All the evidence suggests that p-cresol sulfate is the most toxic of the hundreds of uremic toxins in the body, Kiang says. "That's why we targeted this particular toxin."
"High levels of this toxin are correlated with heart disease, further progression of kidney disease, brain fog, central nervous system diseases, bone loss and even cancer," he says.
"Even dialysis is not a very efficient approach to eliminate this toxin," he adds. So the level of toxin gets higher.
Current approaches to managing this problem revolve around strict dietary changes. However, these changes work slowly and are not an ideal solution when fast action is needed.
Not only does mefenamic acid work very quickly, it's also selective in what it targets, affecting just the harmful compounds while leaving the non-toxic compounds intact, says Kiang.
"It essentially blocks the metabolic pathway in the liver that generates this toxin, so it's like a switch you can turn off."
Since very low doses of mefenamic acid are needed to achieve the intended effect, kidney disease patients have less likelihood of side-effects from the drug. The drug is naturally eliminated from the body, so it is unlikely to accumulate or create new problems for people with kidney disease who are exposed to very small doses of this medication.
Mefenamic acid is already available in a generic version with no associated patent, so it's a cost-effective therapy, explains Kiang. And since the drug has already been on the market for many years, its path from the lab to this new clinical use could be short. Kiang describes it as "a very effective tool" and he anticipates few or no drawbacks during its testing and eventual clinical use.

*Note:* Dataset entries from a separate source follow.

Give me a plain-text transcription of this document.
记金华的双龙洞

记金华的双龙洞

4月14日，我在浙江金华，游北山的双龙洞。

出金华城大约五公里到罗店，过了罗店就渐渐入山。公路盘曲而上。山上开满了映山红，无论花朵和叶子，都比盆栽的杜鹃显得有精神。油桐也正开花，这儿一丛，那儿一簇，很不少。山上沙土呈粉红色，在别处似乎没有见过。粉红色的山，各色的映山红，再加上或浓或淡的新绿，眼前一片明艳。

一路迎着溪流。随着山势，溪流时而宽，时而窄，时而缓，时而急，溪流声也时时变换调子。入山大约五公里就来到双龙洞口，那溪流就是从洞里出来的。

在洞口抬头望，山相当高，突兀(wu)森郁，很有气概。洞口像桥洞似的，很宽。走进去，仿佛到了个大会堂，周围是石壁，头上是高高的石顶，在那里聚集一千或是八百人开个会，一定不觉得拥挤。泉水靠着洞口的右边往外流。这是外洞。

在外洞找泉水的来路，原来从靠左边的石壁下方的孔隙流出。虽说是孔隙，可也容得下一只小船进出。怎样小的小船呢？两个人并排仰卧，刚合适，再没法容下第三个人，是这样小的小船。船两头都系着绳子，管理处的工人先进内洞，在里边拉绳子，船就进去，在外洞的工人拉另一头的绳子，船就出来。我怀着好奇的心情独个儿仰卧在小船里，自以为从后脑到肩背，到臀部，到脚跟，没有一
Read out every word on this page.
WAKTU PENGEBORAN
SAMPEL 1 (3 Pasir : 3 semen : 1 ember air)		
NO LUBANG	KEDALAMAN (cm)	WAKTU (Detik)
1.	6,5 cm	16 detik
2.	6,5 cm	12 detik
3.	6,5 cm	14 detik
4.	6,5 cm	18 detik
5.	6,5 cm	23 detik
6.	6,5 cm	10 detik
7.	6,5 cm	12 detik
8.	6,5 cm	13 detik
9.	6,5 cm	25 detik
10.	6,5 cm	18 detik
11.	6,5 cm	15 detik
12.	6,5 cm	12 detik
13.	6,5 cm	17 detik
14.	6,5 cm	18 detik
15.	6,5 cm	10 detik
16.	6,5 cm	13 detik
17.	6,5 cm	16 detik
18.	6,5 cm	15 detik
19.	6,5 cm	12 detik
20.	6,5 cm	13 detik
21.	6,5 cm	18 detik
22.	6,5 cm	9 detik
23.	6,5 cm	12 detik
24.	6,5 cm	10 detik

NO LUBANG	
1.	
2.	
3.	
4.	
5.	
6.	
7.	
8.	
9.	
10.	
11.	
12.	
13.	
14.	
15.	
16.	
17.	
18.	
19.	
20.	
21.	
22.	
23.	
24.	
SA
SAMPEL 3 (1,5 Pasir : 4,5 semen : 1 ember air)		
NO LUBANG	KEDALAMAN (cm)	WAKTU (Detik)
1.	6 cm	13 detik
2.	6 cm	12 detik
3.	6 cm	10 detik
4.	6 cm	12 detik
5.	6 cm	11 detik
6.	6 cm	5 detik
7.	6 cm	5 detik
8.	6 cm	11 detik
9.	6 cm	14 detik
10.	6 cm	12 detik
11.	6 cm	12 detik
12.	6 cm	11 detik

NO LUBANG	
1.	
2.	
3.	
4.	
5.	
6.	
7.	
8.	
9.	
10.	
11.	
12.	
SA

To identify potential sulfotransferase inhibitors that might work for this purpose, Kiang did a systematic screening of several available options and found mefenamic acid was the most potent and promising option, which was why he further explored the efficacy of the drug in this context.
To measure levels of p-cresol sulfate, Kiang used liquid chromatography mass spectrometry, a highly specialized technique that is able to detect the amount of toxins present based on their mass and charge. He plans to look at preclinical models next, testing the effect of the drug in different doses in animals before it can progress to clinical testing.
The research was supported by a Natural Sciences and Engineering Research Council of Canada Discovery Grant.